昔は農家が毎年頼む固定型の出面さんしか存在しませんでした。でも農家自体が離農してしまったり、寄る年波で出面さんも農作業が出来なくなったりで働き場所を失ったり人を集めにくくなってきて今は農協派遣型の出面さんが多くなってきた様です。でも農協に登録している出面さんも登録人数は決して多くは無いので非常に忙しい時には農協の事務職の人や自分の所の作業が終わった農家仲間も頼むことが有るそうです。
北海道の農業の場合、農家は忙しくない時期なら家族だけで作業を行えられますが、農繁期はこういう裏方さんの存在なしには農家はやっていけません。

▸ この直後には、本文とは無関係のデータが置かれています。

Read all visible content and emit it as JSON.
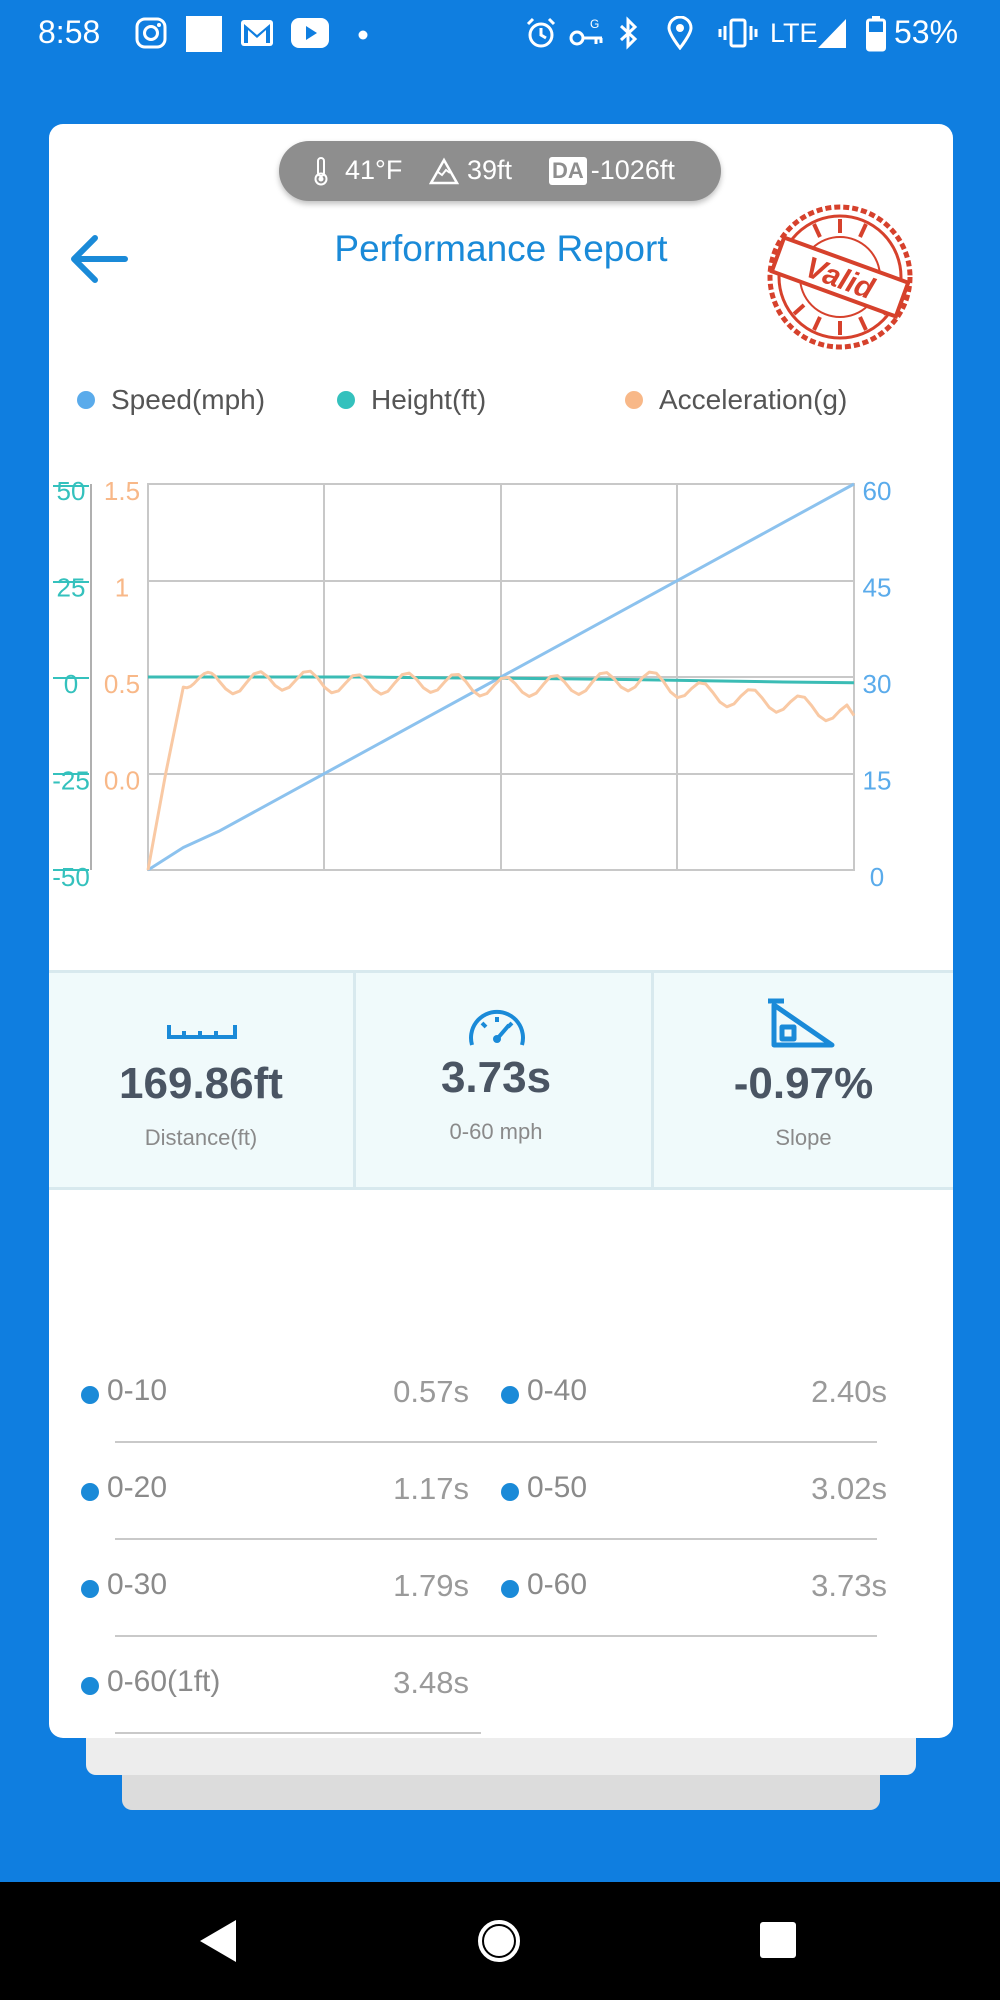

昔は農家も腕の良い出面さんが毎年来てくれるようにと待遇面にはとても気を付けていて、10時と3時のオヤツ用に出すお菓子とジュースを店に大量注文したり余所よりグレードを上げたり、作業終わりの慰安に温泉や近場の観光地へ泊まり込みで行ったり。賃金も能力次第で出来るだけ上乗せしていた様です。なのでこの辺でも普段は普通の家のお祖母さんなのに農繁期だけプロの出面さんとして忙しく働いて、終わると慰安で温泉旅行に行くのが楽しみでという方も多く、みなさんその仕事に誇りを持っていました。農家側も雇っていると言うよりも「来てもらっている」と言うスタンスで、あくまでも雇い人として扱う農家やその家族だと賃金が良くても扱いが悪いので専属の出面さんが居つかないと言う感じでした。
今は農協派遣型の出面だと固定給ですから派遣先の作業で適度に手を抜く人も居るらしく、農家の娘であり親戚の農家の手伝いにも慣れている私の母が一時期実家がある地元農協の派遣の出面をしていましたが、一緒に働く人によっては真面目に働く人が損をしてると感じたそうで、今やプロ意識を持つ出面さんは絶滅危惧種の様な存在の様です・・・。
ばんざいうさぎ
2016/02/11(木) 17:22:16
すみません、訂正です・・・。
出面さんの種類分けで、
誤)昔ながらの出面さんは「農家で」代々の付き合いがある人が多く
ではなく、
正)昔ながらの出面さんは「農家と」代々の付き合いがある人が多く
です。
賀茂川
2016/02/12(金) 23:34:45
[[解決]]
ばんざいうさぎさん 素晴らしいご回答をありがとうございます。
まさしく目から鱗です。出面さんと言われて、地元京都府内の宇治茶の里でも季節にはお茶摘み娘が大活躍します。ご近所のおばちゃんとか、畑専属のようなお馴染みさんが多いようです。
広大な畑で、芽かきなんて出来っこないと思いこんでいたわが身が恥ずかしいです。ありがとうございました。ご丁寧なご回答を賜りましたこと、心から感謝申し上げます。